Retired firefighter Tom Lynch has somewhat of the same thought. He wrote a letter to The Wave, detailing his thoughts. He wrote: "Having read the Daily News and Newsday on Friday and Saturday, and not seeing the story, I thought that they were probably holding the stories for Sundays editions. There was not a mention of the event in Sundays papers either. How could they ignore a story where more than 150 people expressed such concern?"
Lynch added, "What more can you expect of the media, when on January 7, six witnesses wrote a letter to the NTSB and only the New York Post thought it newsworthy."
I guess that it is possible that the articles will still appear in those daily papers almost a week later, but the chances of that happening seem more remote each passing day.
Many of those at the meeting stated a view that is gaining credulity in Rockaway. That view holds that the NTSB is covering up the real reason that flight 587 crashed and it pressuring the media to go along with them.
I found that hard to believe a month or two ago, but now I am no longer so sure.
That is not to say that the crash was a result of a terrorist act, although that is still a possibility. More likely, however is that the plane encountered some catastrophic failure while in the air that caused an explosion on the aircraft that then caused the tail and the engines to fall off prior to the crash.

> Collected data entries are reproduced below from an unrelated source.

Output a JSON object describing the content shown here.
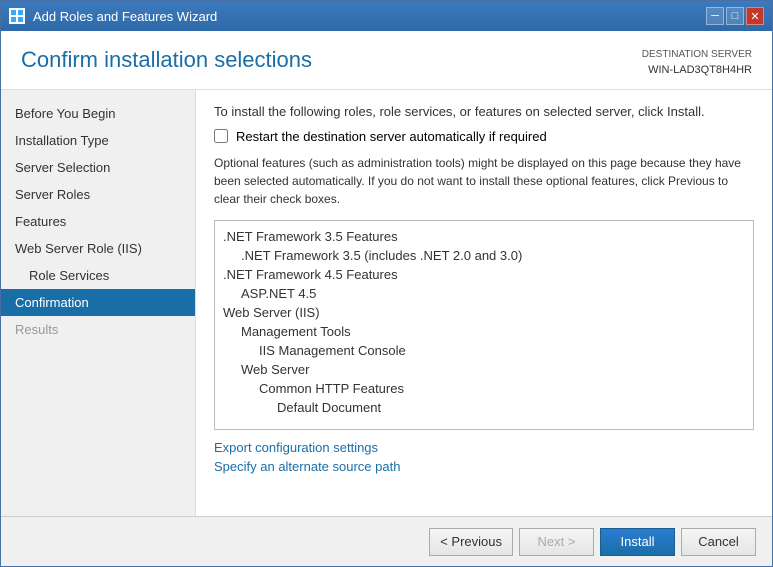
{
  "window": {
    "title": "Add Roles and Features Wizard",
    "controls": {
      "minimize": "─",
      "maximize": "□",
      "close": "✕"
    }
  },
  "header": {
    "page_title": "Confirm installation selections",
    "destination_server_label": "DESTINATION SERVER",
    "destination_server_value": "WIN-LAD3QT8H4HR"
  },
  "sidebar": {
    "items": [
      {
        "label": "Before You Begin",
        "level": "normal",
        "state": "normal"
      },
      {
        "label": "Installation Type",
        "level": "normal",
        "state": "normal"
      },
      {
        "label": "Server Selection",
        "level": "normal",
        "state": "normal"
      },
      {
        "label": "Server Roles",
        "level": "normal",
        "state": "normal"
      },
      {
        "label": "Features",
        "level": "normal",
        "state": "normal"
      },
      {
        "label": "Web Server Role (IIS)",
        "level": "normal",
        "state": "normal"
      },
      {
        "label": "Role Services",
        "level": "sub",
        "state": "normal"
      },
      {
        "label": "Confirmation",
        "level": "normal",
        "state": "active"
      },
      {
        "label": "Results",
        "level": "normal",
        "state": "disabled"
      }
    ]
  },
  "content": {
    "intro_text": "To install the following roles, role services, or features on selected server, click Install.",
    "checkbox_label": "Restart the destination server automatically if required",
    "note_text": "Optional features (such as administration tools) might be displayed on this page because they have been selected automatically. If you do not want to install these optional features, click Previous to clear their check boxes.",
    "features": [
      {
        "label": ".NET Framework 3.5 Features",
        "level": "l1"
      },
      {
        "label": ".NET Framework 3.5 (includes .NET 2.0 and 3.0)",
        "level": "l2"
      },
      {
        "label": ".NET Framework 4.5 Features",
        "level": "l1"
      },
      {
        "label": "ASP.NET 4.5",
        "level": "l2"
      },
      {
        "label": "Web Server (IIS)",
        "level": "l1"
      },
      {
        "label": "Management Tools",
        "level": "l2"
      },
      {
        "label": "IIS Management Console",
        "level": "l3"
      },
      {
        "label": "Web Server",
        "level": "l2"
      },
      {
        "label": "Common HTTP Features",
        "level": "l3"
      },
      {
        "label": "Default Document",
        "level": "l4"
      }
    ],
    "links": [
      {
        "label": "Export configuration settings"
      },
      {
        "label": "Specify an alternate source path"
      }
    ]
  },
  "footer": {
    "previous_label": "< Previous",
    "next_label": "Next >",
    "install_label": "Install",
    "cancel_label": "Cancel"
  }
}
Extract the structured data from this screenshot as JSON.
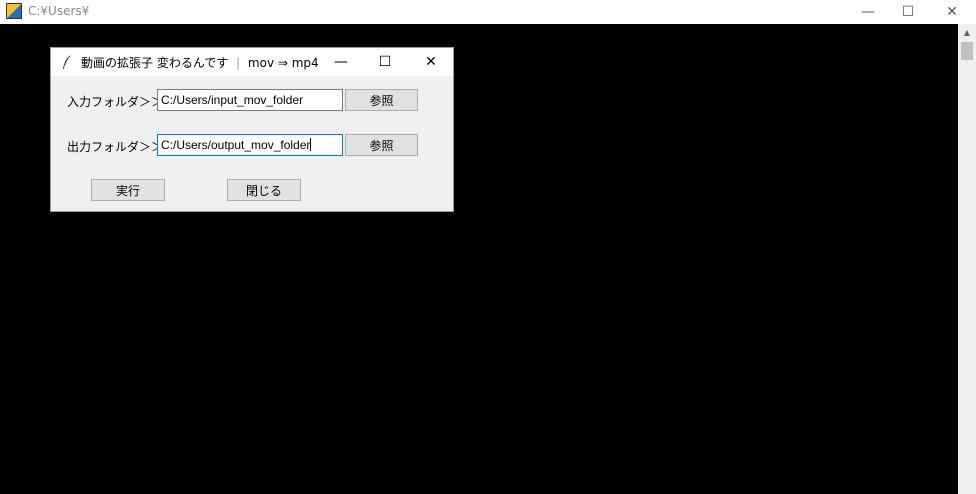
{
  "console": {
    "title": "C:¥Users¥",
    "minimize_glyph": "—",
    "maximize_glyph": "☐",
    "close_glyph": "✕"
  },
  "dialog": {
    "title_main": "動画の拡張子 変わるんです",
    "title_sep": "|",
    "title_sub": "mov ⇒ mp4",
    "minimize_glyph": "—",
    "maximize_glyph": "☐",
    "close_glyph": "✕",
    "input": {
      "label": "入力フォルダ＞＞",
      "value": "C:/Users/input_mov_folder",
      "browse_label": "参照"
    },
    "output": {
      "label": "出力フォルダ＞＞",
      "value": "C:/Users/output_mov_folder",
      "browse_label": "参照"
    },
    "run_label": "実行",
    "close_label": "閉じる"
  },
  "icons": {
    "console_app": "python-console-icon",
    "dialog_app": "tk-feather-icon"
  }
}
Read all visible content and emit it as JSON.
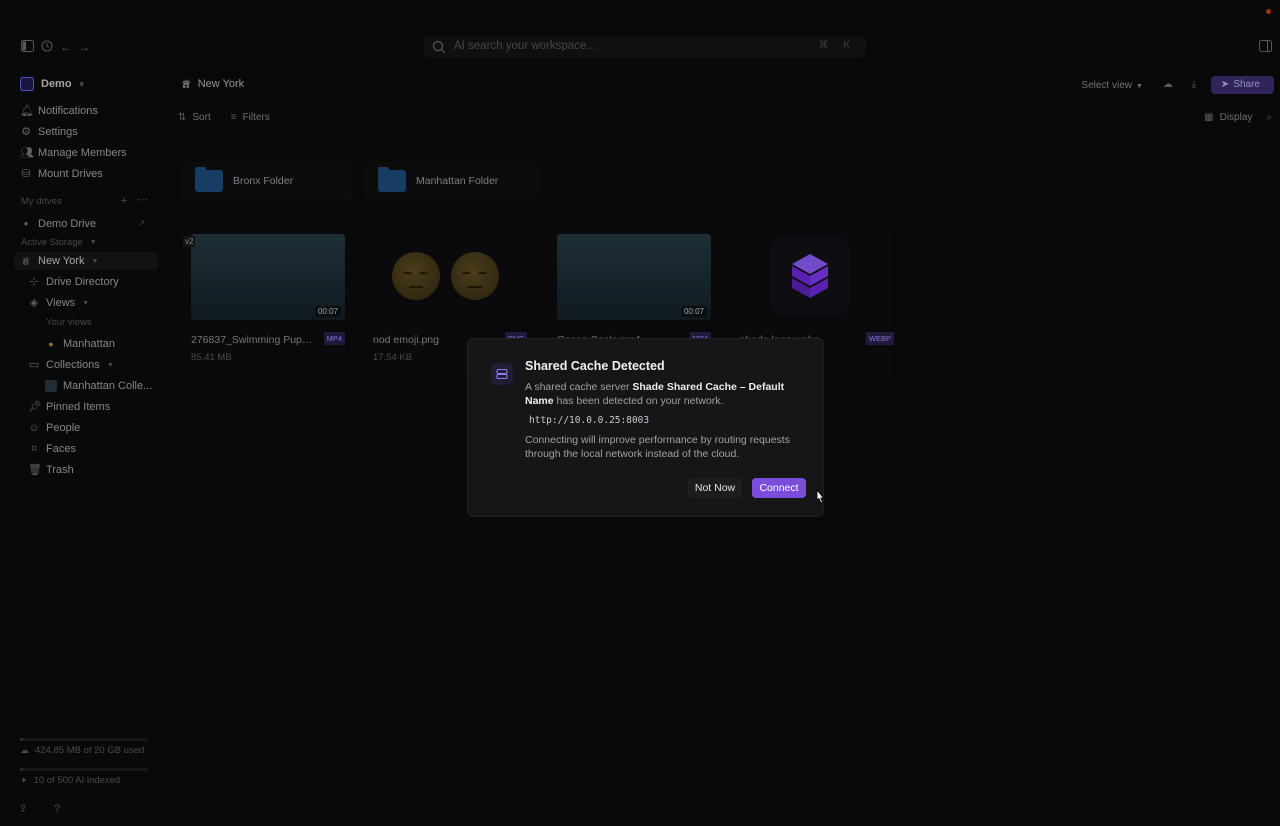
{
  "search": {
    "placeholder": "AI search your workspace...",
    "shortcut": "⌘ K"
  },
  "sidebar": {
    "workspace": "Demo",
    "nav": [
      "Notifications",
      "Settings",
      "Manage Members",
      "Mount Drives"
    ],
    "my_drives_label": "My drives",
    "drive": "Demo Drive",
    "active_storage_label": "Active Storage",
    "current_location": "New York",
    "tree": {
      "drive_directory": "Drive Directory",
      "views": "Views",
      "your_views": "Your views",
      "view_manhattan": "Manhattan",
      "collections": "Collections",
      "collection_manhattan": "Manhattan Colle...",
      "pinned": "Pinned Items",
      "people": "People",
      "faces": "Faces",
      "trash": "Trash"
    },
    "storage_used": "424.85 MB of 20 GB used",
    "storage_fraction": 0.021,
    "ai_indexed": "10 of 500 AI indexed",
    "ai_fraction": 0.02
  },
  "main": {
    "breadcrumb": "New York",
    "select_view": "Select view",
    "share": "Share",
    "sort": "Sort",
    "filters": "Filters",
    "display": "Display",
    "folders": [
      "Bronx Folder",
      "Manhattan Folder"
    ],
    "files": [
      {
        "name": "276837_Swimming Pups ...",
        "size": "85.41 MB",
        "type": "MP4",
        "duration": "00:07",
        "version": "v2"
      },
      {
        "name": "nod emoji.png",
        "size": "17.54 KB",
        "type": "PNG"
      },
      {
        "name": "Ocean Seals.mp4",
        "type": "MP4",
        "duration": "00:07"
      },
      {
        "name": "shade logo.webp",
        "type": "WEBP"
      }
    ]
  },
  "dialog": {
    "title": "Shared Cache Detected",
    "body_prefix": "A shared cache server ",
    "server_name": "Shade Shared Cache – Default Name",
    "body_suffix": " has been detected on your network.",
    "address": "http://10.0.0.25:8003",
    "body2": "Connecting will improve performance by routing requests through the local network instead of the cloud.",
    "not_now": "Not Now",
    "connect": "Connect"
  },
  "colors": {
    "accent": "#7c4ddb",
    "folder": "#1e4b7a",
    "tag_text": "#a78bfa"
  }
}
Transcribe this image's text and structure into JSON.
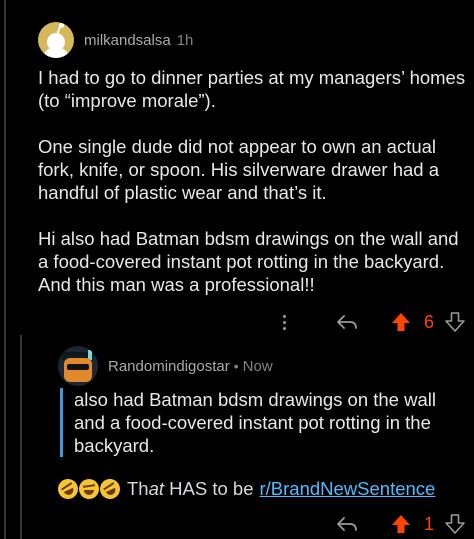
{
  "comment1": {
    "username": "milkandsalsa",
    "time": "1h",
    "paragraphs": [
      "I had to go to dinner parties at my managers’ homes (to “improve morale”).",
      "One single dude did not appear to own an actual fork, knife, or spoon. His silverware drawer had a handful of plastic wear and that’s it.",
      "Hi also had Batman bdsm drawings on the wall and a food-covered instant pot rotting in the backyard. And this man was a professional!!"
    ],
    "score": "6",
    "vote_state": "upvoted"
  },
  "comment2": {
    "username": "Randomindigostar",
    "separator": "•",
    "time": "Now",
    "quote": "also had Batman bdsm drawings on the wall and a food-covered instant pot rotting in the backyard.",
    "text_before": "Th",
    "text_italic": "at",
    "text_after": " HAS to be",
    "subreddit_link": "r/BrandNewSentence",
    "score": "1",
    "vote_state": "upvoted"
  },
  "icons": {
    "more": "more-vertical-icon",
    "reply": "reply-icon",
    "upvote": "upvote-arrow-icon",
    "downvote": "downvote-arrow-icon",
    "emoji": "laughing-crying-emoji"
  },
  "colors": {
    "background": "#000000",
    "upvote": "#ff4500",
    "link": "#4fbcff",
    "quote_bar": "#3a9bdc"
  }
}
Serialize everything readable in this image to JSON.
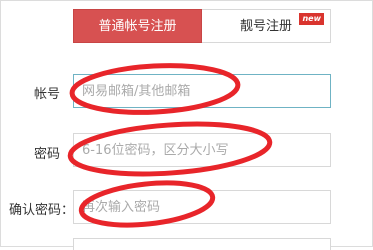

Why would the NTSB want to cover that up?
Because, in the wake of the drop in ridership after September 11, another major problem with commercial aircraft might have killed the entire industry for years.
It would be much better for the industry if the NTSB could prove that the plane crashed because of pilot error or because of a mechanical problem on that one particular aircraft.
And, that is just what the agency is attempting to do. In an earlier update, the NTSB reported that the first officer, Sten Molin, had taken cold medicine prior to the flight. What was that meant to do, if not to implicate the pilot, and only the pilot, in the crash?
The Wave collected witness statements at the meeting last week. We will send copies of those statements to the NTSB, to the FAA, to Congressman Anthony Weiner, to Senators Charles Schumer and Hillary Clinton and to anybody else who might be able to give the witnesses a voice.
I heard the witnesses and I believe that they saw what they said that they saw. The problem is, nobody seems to be listening.